The Mail reports that Thailand-based Geoffrey Giuliano offered to sell the negatives to an undercover reporter, who was posing as a collector. After sending over the contact sheet as proof he had the negatives, Giuliano, 62, a US author who is known to have a vast collection of Beatles memorabilia, demanded a cash transfer into his account - but pulled out of the deal after suspecting the buyer was acting for Ono.
He claimed the original photographer is dead but David Nutter is very much alive, and was furious to learn his images were being sold without his permission. He said: 'It's heart-breaking. It was the most important assignment for me ... I'm so angry.'
It was just a few months before the release of the Beatles' album Abbey Road when Nutter, then 30, was summoned by the band's Apple Corps executive Peter Brown and dispatched on "a top secret mission".
"He asked me to get on the next flight to Gibraltar. But he wouldn't tell me why. He just told me to take my camera."
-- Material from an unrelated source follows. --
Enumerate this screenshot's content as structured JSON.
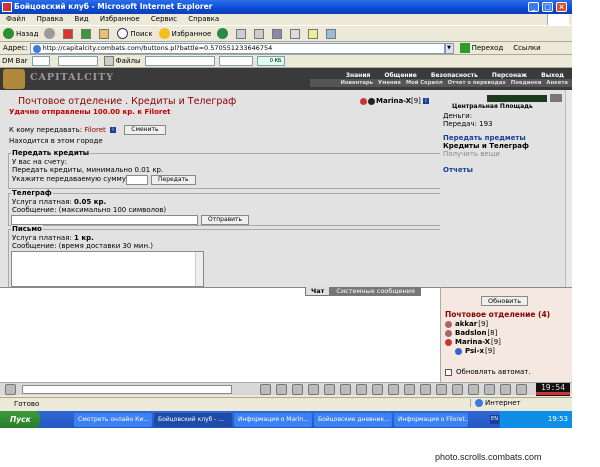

Desperate to avoid the London paparazzi, Lennon and Ono had wanted to seal their nuptials in a private ceremony. After failing to do so on a cross-channel ferry and also Paris, they had been advised to do it in Gibraltar, where, as a British citizen, Lennon could wed immediately.
Nutter's coup turned to disaster in 1975 when he lent his negatives to Anthony Fawcett, a former assistant to Lennon, to be used in the book John Lennon: One Day At A Time.
"When I asked for the negatives back, he told me his apartment had been repossessed and everything had been taken," said Nutter. Later he claimed there had been a burglary.